Slow Cooker Rosemary & Garlic Lamb Shanks In Red Wine
I love putting my slow cooker to use, there is just something about putting everything in earlier in the day and not being stressed out at witching hour amongst bath time & homework trying to put something healthy together with a screaming baby on hip, or is that just me? Truth be told, i’d be lost without my slow cooker in those first few months of having a baby but it’s the perfect addition to the home kitchen for any busy mum!
This September I had the pleasure of sharing my favourite 30 slow cooker recipes as part of a living on little slow cooker challenge and I wanted to extend the love to the rest of the living on little family.
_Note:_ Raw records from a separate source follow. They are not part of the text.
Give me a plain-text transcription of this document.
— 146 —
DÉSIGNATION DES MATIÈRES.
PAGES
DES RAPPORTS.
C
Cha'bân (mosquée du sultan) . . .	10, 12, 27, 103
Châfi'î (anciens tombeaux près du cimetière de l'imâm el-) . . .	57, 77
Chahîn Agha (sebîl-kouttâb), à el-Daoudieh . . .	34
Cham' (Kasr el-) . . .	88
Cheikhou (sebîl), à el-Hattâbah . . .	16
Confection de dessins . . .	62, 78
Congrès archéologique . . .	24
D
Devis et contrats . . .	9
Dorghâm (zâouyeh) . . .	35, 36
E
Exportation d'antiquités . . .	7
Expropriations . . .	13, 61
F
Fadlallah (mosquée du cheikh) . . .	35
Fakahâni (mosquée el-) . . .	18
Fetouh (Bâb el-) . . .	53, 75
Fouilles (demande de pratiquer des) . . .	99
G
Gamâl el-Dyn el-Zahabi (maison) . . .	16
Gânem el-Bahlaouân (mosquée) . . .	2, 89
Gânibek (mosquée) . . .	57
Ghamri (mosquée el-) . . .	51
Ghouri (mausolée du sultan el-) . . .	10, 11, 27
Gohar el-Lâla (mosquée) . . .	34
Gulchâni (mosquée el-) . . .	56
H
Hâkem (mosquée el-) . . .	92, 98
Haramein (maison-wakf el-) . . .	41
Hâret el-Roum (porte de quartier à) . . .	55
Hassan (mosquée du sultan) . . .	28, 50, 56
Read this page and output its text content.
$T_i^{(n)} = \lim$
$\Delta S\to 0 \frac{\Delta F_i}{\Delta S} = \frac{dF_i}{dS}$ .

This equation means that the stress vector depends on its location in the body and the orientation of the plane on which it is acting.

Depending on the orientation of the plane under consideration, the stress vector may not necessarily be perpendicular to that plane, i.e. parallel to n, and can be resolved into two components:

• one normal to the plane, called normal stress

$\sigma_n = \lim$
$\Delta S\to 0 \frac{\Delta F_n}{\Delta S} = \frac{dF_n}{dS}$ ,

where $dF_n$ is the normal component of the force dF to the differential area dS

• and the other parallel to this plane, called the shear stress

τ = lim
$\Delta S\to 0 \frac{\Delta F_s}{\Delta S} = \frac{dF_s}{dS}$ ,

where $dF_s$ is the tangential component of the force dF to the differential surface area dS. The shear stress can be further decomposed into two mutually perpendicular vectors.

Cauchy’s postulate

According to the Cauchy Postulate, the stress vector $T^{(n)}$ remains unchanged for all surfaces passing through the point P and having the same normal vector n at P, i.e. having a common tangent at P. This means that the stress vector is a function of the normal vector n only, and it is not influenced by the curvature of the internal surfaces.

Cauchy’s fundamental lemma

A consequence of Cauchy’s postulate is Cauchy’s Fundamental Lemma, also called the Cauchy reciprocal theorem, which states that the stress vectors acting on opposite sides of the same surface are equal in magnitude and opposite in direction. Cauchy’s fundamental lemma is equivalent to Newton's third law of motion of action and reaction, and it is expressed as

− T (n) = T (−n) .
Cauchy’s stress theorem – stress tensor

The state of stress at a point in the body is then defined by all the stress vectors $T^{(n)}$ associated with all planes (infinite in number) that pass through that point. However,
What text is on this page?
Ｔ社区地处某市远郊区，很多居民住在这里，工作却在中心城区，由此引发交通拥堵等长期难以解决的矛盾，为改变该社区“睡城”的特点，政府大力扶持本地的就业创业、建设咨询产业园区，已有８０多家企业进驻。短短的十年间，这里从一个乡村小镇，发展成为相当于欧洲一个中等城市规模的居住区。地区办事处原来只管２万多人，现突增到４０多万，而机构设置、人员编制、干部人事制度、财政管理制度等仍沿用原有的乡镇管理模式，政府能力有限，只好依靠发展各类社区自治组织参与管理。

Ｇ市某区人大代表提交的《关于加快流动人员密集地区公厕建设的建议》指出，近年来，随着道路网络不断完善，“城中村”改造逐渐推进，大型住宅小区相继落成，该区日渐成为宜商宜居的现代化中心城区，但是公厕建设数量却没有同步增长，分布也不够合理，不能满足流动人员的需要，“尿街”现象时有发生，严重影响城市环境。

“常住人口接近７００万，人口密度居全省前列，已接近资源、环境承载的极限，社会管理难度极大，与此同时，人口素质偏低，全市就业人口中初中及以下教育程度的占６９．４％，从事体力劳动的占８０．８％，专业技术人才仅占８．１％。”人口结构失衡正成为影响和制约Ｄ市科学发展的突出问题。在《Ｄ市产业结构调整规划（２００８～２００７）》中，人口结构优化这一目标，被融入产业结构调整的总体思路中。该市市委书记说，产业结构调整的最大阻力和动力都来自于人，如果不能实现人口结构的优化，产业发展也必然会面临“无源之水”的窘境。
Don’t worry if you missed out on the challenge, i’m working on the eBook to be released next week!
What you need
8 lamb shanks
2 teaspoons of fresh rosemary
2 garlic cloves – finely grated
2 carrots – finely diced
1 brown onion- diced
2 tablespoons of tomato paste
400g diced tomatoes
1 cup of organic red wine
1 cup of broth
1/4 cup of balsamic vinegar
2 tablespoons of honey/coconut syrup/coconut sugar
What to do
Heat a large pan with a little olice or coconut oil
Add lamb shanks and sear until brown. Transfer shanks to slow cooker.
In the pan dry together onion, garlic, herbs, carrots and tomato paste for a few minutes.
Add tomatoes, red wine and coconut sugar, bring to the boil and then allow to simmer.
Pour mix over lamb shanks and cook on low for 6 hours.
Serve with vegetable mash and steamed greens.